Health data ingestion in an on-demand world.

As a custodian of health data for citizens, data ingestion is at the heart of many population health platforms. And in an on-demand world, where people expect technology and data to make their lives more efficient and easier, it’s time for these platforms to join the party and make personal health data more accessible and meaningful to the people creating it.

Digital health is now expanding beyond the four walls of hospitals and clinics, so traditional population health platforms are now facing challenges to include unconventional data sources such as social, environmental, claims, genomic and device to create a more personalised health plan for an individual.

As these data sources grow, people are expecting greater access to, and choice about, what happens to their data. And they want to know that their information is safe. Any modern, reliable population health platform must not only have the technology to collect these new sources of data and support easy access to them, but must also provide robust control, privacy, and consent of the information it collects.

Health Level 7 (HL7) primary standards have traditionally been the most prevalent interoperability standard used for exchanging health and medical transactions.
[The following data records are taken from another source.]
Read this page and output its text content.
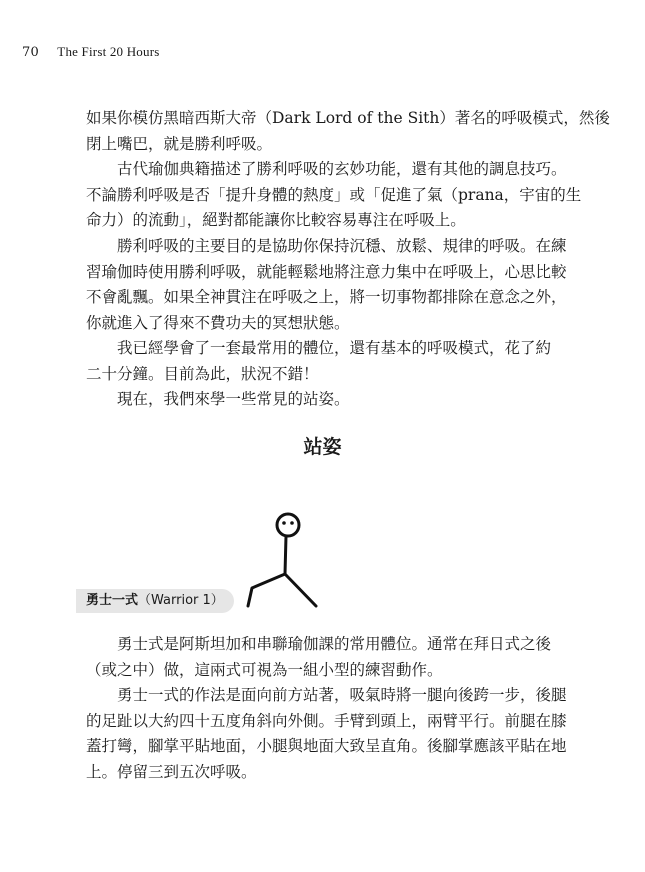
70 The First 20 Hours
如果你模仿黑暗西斯大帝（Dark Lord of the Sith）著名的呼吸模式，然後
閉上嘴巴，就是勝利呼吸。
　　古代瑜伽典籍描述了勝利呼吸的玄妙功能，還有其他的調息技巧。
不論勝利呼吸是否「提升身體的熱度」或「促進了氣（prana，宇宙的生
命力）的流動」，絕對都能讓你比較容易專注在呼吸上。
　　勝利呼吸的主要目的是協助你保持沉穩、放鬆、規律的呼吸。在練
習瑜伽時使用勝利呼吸，就能輕鬆地將注意力集中在呼吸上，心思比較
不會亂飄。如果全神貫注在呼吸之上，將一切事物都排除在意念之外，
你就進入了得來不費功夫的冥想狀態。
　　我已經學會了一套最常用的體位，還有基本的呼吸模式，花了約
二十分鐘。目前為此，狀況不錯！
　　現在，我們來學一些常見的站姿。
站姿
勇士一式（Warrior 1）
　　勇士式是阿斯坦加和串聯瑜伽課的常用體位。通常在拜日式之後
（或之中）做，這兩式可視為一組小型的練習動作。
　　勇士一式的作法是面向前方站著，吸氣時將一腿向後跨一步，後腿
的足趾以大約四十五度角斜向外側。手臂到頭上，兩臂平行。前腿在膝
蓋打彎，腳掌平貼地面，小腿與地面大致呈直角。後腳掌應該平貼在地
上。停留三到五次呼吸。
This standard has shaped much of the health data ingestion paradigm for the last 20 years. When the Health Information Technology for Economic and Clinical Health (HITECH) Act of 2009 in the United States was introduced 10 years ago it dramatically increased the adoption of Electronic Health Records (EHRs), and subsequently a huge volume increase in the use of the HL7 standards.

However, with the recent shift in unconventional data sources, there has been a huge increase in the volume and types of data collected – stretching beyond the typical domain of HL7. This has put pressure on organisations to review their data ingestion strategies and created a marketplace for health ingestion platforms that are investing in new ways of collecting, storing and processing this new health information.

Until recently, data ingestion paradigms called for an extract, transform and load (ETL). In which data was taken from the source (typically in an HL7 format) then transformed to fit the requirements of the target system and loaded as part of a data pipeline. As these new data types and sources have become available in vast quantities many systems are adapting this paradigm to now load raw data into a data lake – changing the paradigm from ETL to ELT. This shift has many benefits; it allows data to be transferred to a target system more quickly, it removes the complex transformation logic typically required as part of the data pipeline, and it gives organisations the freedom to develop transformations. Data can be pulled and transformed when required – getting the most out of the raw data as the platform evolves.

In conjunction with this shift in data ingestion, artificial intelligence (AI) capabilities have also been introduced that allow organisations to get value out of their data at a much quicker pace. There was already a wealth of health information that was not ingested to its full value. The introduction of new health data types just increases the need for ‘smart systems’ that can process and make use of the new data emerging every day. AI branches such as Machine Learning (ML) and Natural Language Processing (NLP) will be a crucial part of future health data ingestion to deliver values unheard of today. ML algorithms may be able to use the raw data available in data lakes to train and automate much of the transformation required to reduce data ingestion time and complexity. Along with the curation of a library of self-tuning transformations. NLP may be used to identify, tag, and codify vast amounts of personal health information captured in many unstructured health documents, turning it into meaningful information.

There are boundless opportunities for deriving more value out of health data with this shift in paradigm and technology. Saving clinicians time and improving health outcomes. Rapidly turning raw data into information that can be evaluated and reasoned on is key, as new data will often surface new insights, creating significant value and growth for an organisation over time. Population health platforms must embrace the exponential growth in types and volume of health data available and act to review and adapt to health data ingestion strategies to meet the demands of the future.